In [1]:
!apt-get install openjdk-8-jdk-headless -qq > /dev/null

In [2]:
!wget -q http://archive.apache.org/dist/spark/spark-3.1.1/spark-3.1.1-bin-hadoop3.2.tgz

In [3]:
!tar xf spark-3.1.1-bin-hadoop3.2.tgz

In [4]:
!pip install -q findspark

In [5]:
import os
os.environ["JAVA_HOME"] = "/usr/lib/jvm/java-8-openjdk-amd64"
os.environ["SPARK_HOME"] = "/content/spark-3.1.1-bin-hadoop3.2"

In [6]:
!ls

sample_data  spark-3.1.1-bin-hadoop3.2	spark-3.1.1-bin-hadoop3.2.tgz


In [7]:
import findspark
findspark.init()

In [8]:
from pyspark.sql import SparkSession
import pyspark.sql.types as T
import pyspark.sql.functions as F
from pyspark.sql.functions import udf
from pyspark.sql.window import Window

import datetime

In [14]:
spark = SparkSession.builder.master("local[*]").\
                    config("spark.driver.bindAddress", "localhost").\
                    config("spark.ui.port", "4040").\
                    getOrCreate()
spark.conf.set("spark.sql.repl.eagerEval.enabled", True) # Property used to format output tables better
spark

In [15]:
#### creds info
url = ""
db_name = "public"
creds = {
    "user": "",
    "password": "",
    "driver": ""
}

#### function for connect to Postgres table
def get_table_conn(table_name):
    full_table_name = db_name + "." + table_name
    return spark.read.jdbc(url, \
                           full_table_name, \
                           properties = creds)

In [39]:
schema_web = T.StructType([
                T.StructField("id", T.StringType(), True),
                T.StructField("timestamp", T.LongType(), True),
                T.StructField("type", T.StringType(), True),
                T.StructField("page_id", T.IntegerType(), True),
                T.StructField("tag", T.StringType(), True),
                T.StructField("sign", T.BooleanType(), True)])

In [40]:
data_web =[(1, 1667627426, "visit", 101, 'Sport', False),
           (1, 1667627486, "move", 101, 'Sport', False),
           (1, 1667627500, "click", 101, 'Sport', False),
           (1, 1667627505, "visit", 102, 'Medicin', False),
           (1, 1667627565, "click", 102, 'Politics', False),
           (1, 1667627586, "move", 103, 'Sport', False),
           (2, 1667628001, "visit", 104, 'Politics', True),
           (2, 1667628101, "scroll", 104, 'Medicin', True),
           (2, 1667628151, "click", 104, 'Politics', True),
           (2, 1667628200, "visit", 105, 'Business', True),
           (2, 1667628226, "click", 105, 'Medicin', True),
           (2, 1667628317, "visit", 106, 'Medicin', True),
           (2, 1667628359, "move", 106, 'Business', True),
           (3, 1667628422, "visit", 101, 'Sport', False),
           (3, 1667628486, "scroll", 101, 'Sport', False),
           (4, 1667628505, "visit", 106, 'Business', False),
           (5, 1667628511, "move", 101, 'Sport', True),
           (5, 1667628901, "move", 101, 'Sport', True),
           (5, 1667628926, "visit", 102, 'Medicin', True),
           (5, 1667628976, "click", 102, 'Politics', True)]

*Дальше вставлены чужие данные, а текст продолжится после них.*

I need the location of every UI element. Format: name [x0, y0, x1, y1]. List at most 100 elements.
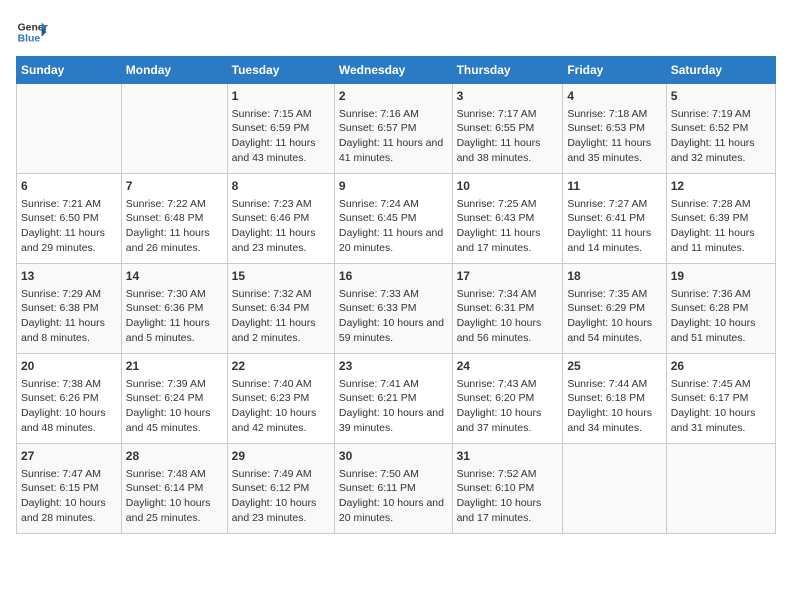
day-number: 15 — [232, 268, 330, 285]
day-number: 23 — [339, 358, 448, 375]
column-header-monday: Monday — [121, 57, 227, 84]
calendar-table: SundayMondayTuesdayWednesdayThursdayFrid… — [16, 56, 776, 534]
day-content: Sunrise: 7:34 AMSunset: 6:31 PMDaylight:… — [457, 287, 559, 346]
logo-icon: General Blue — [16, 16, 48, 48]
day-cell: 3 Sunrise: 7:17 AMSunset: 6:55 PMDaylight… — [452, 84, 563, 174]
day-number: 9 — [339, 178, 448, 195]
day-cell: 30 Sunrise: 7:50 AMSunset: 6:11 PMDayligh… — [334, 444, 452, 534]
day-cell: 9Sunrise: 7:24 AMSunset: 6:45 PMDaylight… — [334, 174, 452, 264]
day-content: Sunrise: 7:52 AMSunset: 6:10 PMDaylight:… — [457, 467, 559, 526]
day-number: 13 — [21, 268, 117, 285]
day-number: 5 — [671, 88, 771, 105]
page-header: General Blue — [16, 16, 776, 48]
day-content: Sunrise: 7:17 AMSunset: 6:55 PMDaylight:… — [457, 107, 559, 166]
day-content: Sunrise: 7:30 AMSunset: 6:36 PMDaylight:… — [126, 287, 223, 346]
day-cell: 6 Sunrise: 7:21 AMSunset: 6:50 PMDaylight… — [17, 174, 122, 264]
day-content: Sunrise: 7:45 AMSunset: 6:17 PMDaylight:… — [671, 377, 771, 436]
day-number: 19 — [671, 268, 771, 285]
day-number: 18 — [567, 268, 661, 285]
day-number: 3 — [457, 88, 559, 105]
week-row-4: 20 Sunrise: 7:38 AMSunset: 6:26 PMDayligh… — [17, 354, 776, 444]
day-content: Sunrise: 7:15 AMSunset: 6:59 PMDaylight:… — [232, 107, 330, 166]
svg-text:Blue: Blue — [18, 34, 41, 45]
day-number: 25 — [567, 358, 661, 375]
day-cell: 5 Sunrise: 7:19 AMSunset: 6:52 PMDaylight… — [666, 84, 775, 174]
day-cell: 16 Sunrise: 7:33 AMSunset: 6:33 PMDayligh… — [334, 264, 452, 354]
day-cell: 29 Sunrise: 7:49 AMSunset: 6:12 PMDayligh… — [227, 444, 334, 534]
day-content: Sunrise: 7:28 AMSunset: 6:39 PMDaylight:… — [671, 197, 771, 256]
day-content: Sunrise: 7:29 AMSunset: 6:38 PMDaylight:… — [21, 287, 117, 346]
column-header-sunday: Sunday — [17, 57, 122, 84]
day-number: 10 — [457, 178, 559, 195]
day-number: 30 — [339, 448, 448, 465]
day-content: Sunrise: 7:36 AMSunset: 6:28 PMDaylight:… — [671, 287, 771, 346]
day-content: Sunrise: 7:23 AMSunset: 6:46 PMDaylight:… — [232, 197, 330, 256]
day-content: Sunrise: 7:25 AMSunset: 6:43 PMDaylight:… — [457, 197, 559, 256]
column-header-saturday: Saturday — [666, 57, 775, 84]
week-row-1: 1 Sunrise: 7:15 AMSunset: 6:59 PMDaylight… — [17, 84, 776, 174]
day-cell: 19 Sunrise: 7:36 AMSunset: 6:28 PMDayligh… — [666, 264, 775, 354]
day-cell: 15 Sunrise: 7:32 AMSunset: 6:34 PMDayligh… — [227, 264, 334, 354]
day-content: Sunrise: 7:41 AMSunset: 6:21 PMDaylight:… — [339, 377, 448, 436]
day-cell: 28 Sunrise: 7:48 AMSunset: 6:14 PMDayligh… — [121, 444, 227, 534]
day-cell: 25Sunrise: 7:44 AMSunset: 6:18 PMDayligh… — [563, 354, 666, 444]
day-cell: 12 Sunrise: 7:28 AMSunset: 6:39 PMDayligh… — [666, 174, 775, 264]
week-row-5: 27 Sunrise: 7:47 AMSunset: 6:15 PMDayligh… — [17, 444, 776, 534]
day-cell: 4Sunrise: 7:18 AMSunset: 6:53 PMDaylight… — [563, 84, 666, 174]
day-content: Sunrise: 7:49 AMSunset: 6:12 PMDaylight:… — [232, 467, 330, 526]
day-number: 20 — [21, 358, 117, 375]
day-cell: 21 Sunrise: 7:39 AMSunset: 6:24 PMDayligh… — [121, 354, 227, 444]
day-number: 11 — [567, 178, 661, 195]
day-cell: 17 Sunrise: 7:34 AMSunset: 6:31 PMDayligh… — [452, 264, 563, 354]
day-content: Sunrise: 7:33 AMSunset: 6:33 PMDaylight:… — [339, 287, 448, 346]
day-cell: 7Sunrise: 7:22 AMSunset: 6:48 PMDaylight… — [121, 174, 227, 264]
day-number: 4 — [567, 88, 661, 105]
day-cell: 31 Sunrise: 7:52 AMSunset: 6:10 PMDayligh… — [452, 444, 563, 534]
day-number: 17 — [457, 268, 559, 285]
day-content: Sunrise: 7:35 AMSunset: 6:29 PMDaylight:… — [567, 287, 661, 346]
day-number: 29 — [232, 448, 330, 465]
day-number: 28 — [126, 448, 223, 465]
day-cell: 1 Sunrise: 7:15 AMSunset: 6:59 PMDaylight… — [227, 84, 334, 174]
calendar-body: 1 Sunrise: 7:15 AMSunset: 6:59 PMDaylight… — [17, 84, 776, 534]
day-cell — [17, 84, 122, 174]
day-cell — [666, 444, 775, 534]
week-row-3: 13 Sunrise: 7:29 AMSunset: 6:38 PMDayligh… — [17, 264, 776, 354]
column-header-thursday: Thursday — [452, 57, 563, 84]
day-cell: 22Sunrise: 7:40 AMSunset: 6:23 PMDayligh… — [227, 354, 334, 444]
day-number: 6 — [21, 178, 117, 195]
day-content: Sunrise: 7:21 AMSunset: 6:50 PMDaylight:… — [21, 197, 117, 256]
day-number: 31 — [457, 448, 559, 465]
header-row: SundayMondayTuesdayWednesdayThursdayFrid… — [17, 57, 776, 84]
day-cell: 11Sunrise: 7:27 AMSunset: 6:41 PMDayligh… — [563, 174, 666, 264]
day-cell: 20 Sunrise: 7:38 AMSunset: 6:26 PMDayligh… — [17, 354, 122, 444]
day-content: Sunrise: 7:43 AMSunset: 6:20 PMDaylight:… — [457, 377, 559, 436]
day-cell: 18 Sunrise: 7:35 AMSunset: 6:29 PMDayligh… — [563, 264, 666, 354]
day-content: Sunrise: 7:32 AMSunset: 6:34 PMDaylight:… — [232, 287, 330, 346]
day-cell: 23 Sunrise: 7:41 AMSunset: 6:21 PMDayligh… — [334, 354, 452, 444]
day-cell: 14Sunrise: 7:30 AMSunset: 6:36 PMDayligh… — [121, 264, 227, 354]
day-cell: 10 Sunrise: 7:25 AMSunset: 6:43 PMDayligh… — [452, 174, 563, 264]
day-cell: 27 Sunrise: 7:47 AMSunset: 6:15 PMDayligh… — [17, 444, 122, 534]
day-number: 22 — [232, 358, 330, 375]
day-content: Sunrise: 7:19 AMSunset: 6:52 PMDaylight:… — [671, 107, 771, 166]
day-cell: 26Sunrise: 7:45 AMSunset: 6:17 PMDayligh… — [666, 354, 775, 444]
day-number: 27 — [21, 448, 117, 465]
day-number: 1 — [232, 88, 330, 105]
column-header-friday: Friday — [563, 57, 666, 84]
column-header-tuesday: Tuesday — [227, 57, 334, 84]
day-content: Sunrise: 7:48 AMSunset: 6:14 PMDaylight:… — [126, 467, 223, 526]
day-content: Sunrise: 7:38 AMSunset: 6:26 PMDaylight:… — [21, 377, 117, 436]
calendar-header: SundayMondayTuesdayWednesdayThursdayFrid… — [17, 57, 776, 84]
day-cell: 13 Sunrise: 7:29 AMSunset: 6:38 PMDayligh… — [17, 264, 122, 354]
day-content: Sunrise: 7:39 AMSunset: 6:24 PMDaylight:… — [126, 377, 223, 436]
day-content: Sunrise: 7:47 AMSunset: 6:15 PMDaylight:… — [21, 467, 117, 526]
day-number: 12 — [671, 178, 771, 195]
week-row-2: 6 Sunrise: 7:21 AMSunset: 6:50 PMDaylight… — [17, 174, 776, 264]
day-cell — [121, 84, 227, 174]
day-number: 21 — [126, 358, 223, 375]
day-content: Sunrise: 7:50 AMSunset: 6:11 PMDaylight:… — [339, 467, 448, 526]
day-number: 7 — [126, 178, 223, 195]
day-cell: 8Sunrise: 7:23 AMSunset: 6:46 PMDaylight… — [227, 174, 334, 264]
day-number: 16 — [339, 268, 448, 285]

df_web = spark.createDataFrame(data = data_web, schema = schema_web)

In [41]:
df_web.columns

['id', 'timestamp', 'type', 'page_id', 'tag', 'sign']

In [42]:
df_web.show(5,truncate=False)

+---+----------+-----+-------+--------+-----+
|id |timestamp |type |page_id|tag     |sign |
+---+----------+-----+-------+--------+-----+
|1  |1667627426|visit|101    |Sport   |false|
|1  |1667627486|move |101    |Sport   |false|
|1  |1667627500|click|101    |Sport   |false|
|1  |1667627505|visit|102    |Medicin |false|
|1  |1667627565|click|102    |Politics|false|
+---+----------+-----+-------+--------+-----+
only showing top 5 rows



**Вывести топ-5 самых активных посетителей сайта**

In [20]:
df_web.groupby("id")\
      .agg(F.count("*").alias("event_cnt"))\
      .orderBy("event_cnt", ascending = False)\
      .show()

+---+---------+
| id|event_cnt|
+---+---------+
|  2|        7|
|  1|        6|
|  5|        4|
|  3|        2|
|  4|        1|
+---+---------+



**Посчитать процент посетителей, у которых есть ЛК**

In [27]:
total_count = df_web.count()
df_web_sign = df_web.filter((F.col('sign')=='True')).count()
df_true_percent = df_web_sign*100/total_count


print("TOTAL RECORD COUNT: " + str(total_count))
print("RECORD TRUE: " + str(df_web_sign))
print("RECORD TRUE Percent: " + str(df_true_percent) + "%")

TOTAL RECORD COUNT: 20
RECORD TRUE: 11
RECORD TRUE Percent: 55.0%


**Вывести топ-5 страниц сайта по показателю общего кол-ва кликов на данной странице**

In [55]:
windowSpec  = Window.partitionBy("page_id")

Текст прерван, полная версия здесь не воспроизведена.